Sie zeigt sich dort,
wo Oberfläche aufhört —
und etwas Weiteres beginnt.
Sie zeigt sich selten auf Anhieb.
Manchmal erst im zweiten Gespräch,
im dritten Blick,
im Moment, der nicht für sie geplant war.
Tiefe trägt mehr als Komplexität.
Komplexität hat viele Schichten.
Tiefe hat einen Grund —
der sich nur dem zeigt, der hinabgeht.
Sie richtet sich nicht immer auf Gedanken.
Manchmal ist es die Tiefe eines Gefühls,
einer Stille,
eines Moments, der mehr enthält als er zeigt.

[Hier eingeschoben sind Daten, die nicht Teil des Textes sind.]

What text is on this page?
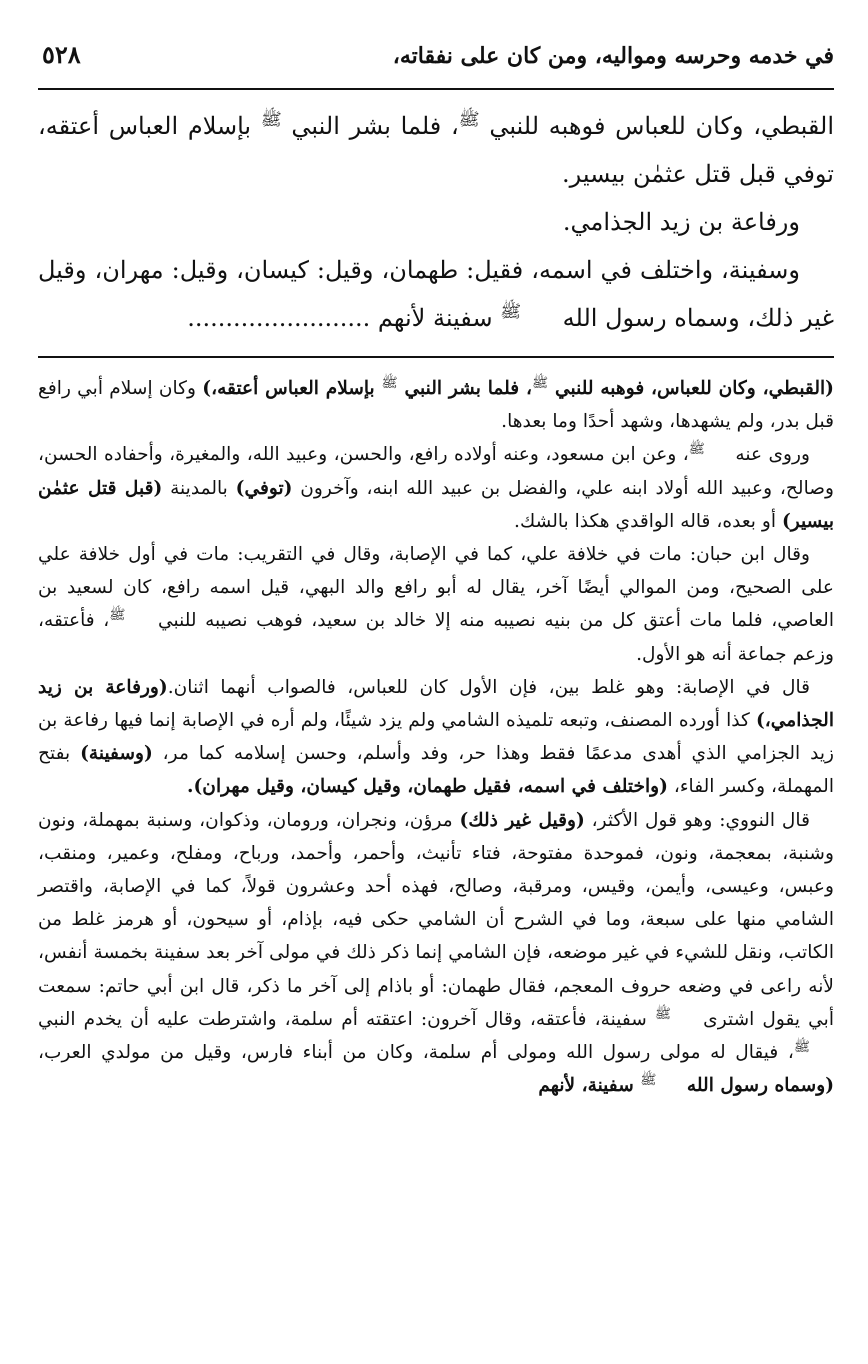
في خدمه وحرسه ومواليه، ومن كان على نفقاته،
٥٢٨

القبطي، وكان للعباس فوهبه للنبي ﷺ، فلما بشر النبي ﷺ بإسلام العباس أعتقه، توفي قبل قتل عثمٰن بيسير.

ورفاعة بن زيد الجذامي.

وسفينة، واختلف في اسمه، فقيل: طهمان، وقيل: كيسان، وقيل: مهران، وقيل غير ذلك، وسماه رسول الله ﷺ سفينة لأنهم ........................

(القبطي، وكان للعباس، فوهبه للنبي ﷺ، فلما بشر النبي ﷺ بإسلام العباس أعتقه،) وكان إسلام أبي رافع قبل بدر، ولم يشهدها، وشهد أحدًا وما بعدها.

وروى عنه ﷺ، وعن ابن مسعود، وعنه أولاده رافع، والحسن، وعبيد الله، والمغيرة، وأحفاده الحسن، وصالح، وعبيد الله أولاد ابنه علي، والفضل بن عبيد الله ابنه، وآخرون (توفي) بالمدينة (قبل قتل عثمٰن بيسير) أو بعده، قاله الواقدي هكذا بالشك.

وقال ابن حبان: مات في خلافة علي، كما في الإصابة، وقال في التقريب: مات في أول خلافة علي على الصحيح، ومن الموالي أيضًا آخر، يقال له أبو رافع والد البهي، قيل اسمه رافع، كان لسعيد بن العاصي، فلما مات أعتق كل من بنيه نصيبه منه إلا خالد بن سعيد، فوهب نصيبه للنبي ﷺ، فأعتقه، وزعم جماعة أنه هو الأول.

قال في الإصابة: وهو غلط بين، فإن الأول كان للعباس، فالصواب أنهما اثنان.(ورفاعة بن زيد الجذامي،) كذا أورده المصنف، وتبعه تلميذه الشامي ولم يزد شيئًا، ولم أره في الإصابة إنما فيها رفاعة بن زيد الجزامي الذي أهدى مدعمًا فقط وهذا حر، وفد وأسلم، وحسن إسلامه كما مر، (وسفينة) بفتح المهملة، وكسر الفاء، (واختلف في اسمه، فقيل طهمان، وقيل كيسان، وقيل مهران).

قال النووي: وهو قول الأكثر، (وقيل غير ذلك) مرؤن، ونجران، ورومان، وذكوان، وسنبة بمهملة، ونون وشنبة، بمعجمة، ونون، فموحدة مفتوحة، فتاء تأنيث، وأحمر، وأحمد، ورباح، ومفلح، وعمير، ومنقب، وعبس، وعيسى، وأيمن، وقيس، ومرقبة، وصالح، فهذه أحد وعشرون قولاً، كما في الإصابة، واقتصر الشامي منها على سبعة، وما في الشرح أن الشامي حكى فيه، بإذام، أو سيحون، أو هرمز غلط من الكاتب، ونقل للشيء في غير موضعه، فإن الشامي إنما ذكر ذلك في مولى آخر بعد سفينة بخمسة أنفس، لأنه راعى في وضعه حروف المعجم، فقال طهمان: أو باذام إلى آخر ما ذكر، قال ابن أبي حاتم: سمعت أبي يقول اشترى ﷺ سفينة، فأعتقه، وقال آخرون: اعتقته أم سلمة، واشترطت عليه أن يخدم النبي ﷺ، فيقال له مولى رسول الله ومولى أم سلمة، وكان من أبناء فارس، وقيل من مولدي العرب، (وسماه رسول الله ﷺ سفينة، لأنهم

In der Tiefe entsteht Resonanz.
Nicht mit jedem —
sondern mit dem, der bereit ist,
selbst in die Tiefe zu gehen.
Sie lässt sich nicht vortäuschen.
Eher wie ein Brunnen,
dessen Tiefe man erst spürt,
wenn man wirklich hineinhört.
Tiefe lässt sich nicht erzwingen.
Sie entsteht, wenn man aufhört,
an der Oberfläche
zu bleiben.
Sie verändert nicht, was da ist.
Aber sie verändert,
wie viel davon
wirklich gesehen wird.
Wer Tiefe kennt,
ist nicht schwierig.
Er braucht nur Gegenüber,
die nicht an der Oberfläche bleiben.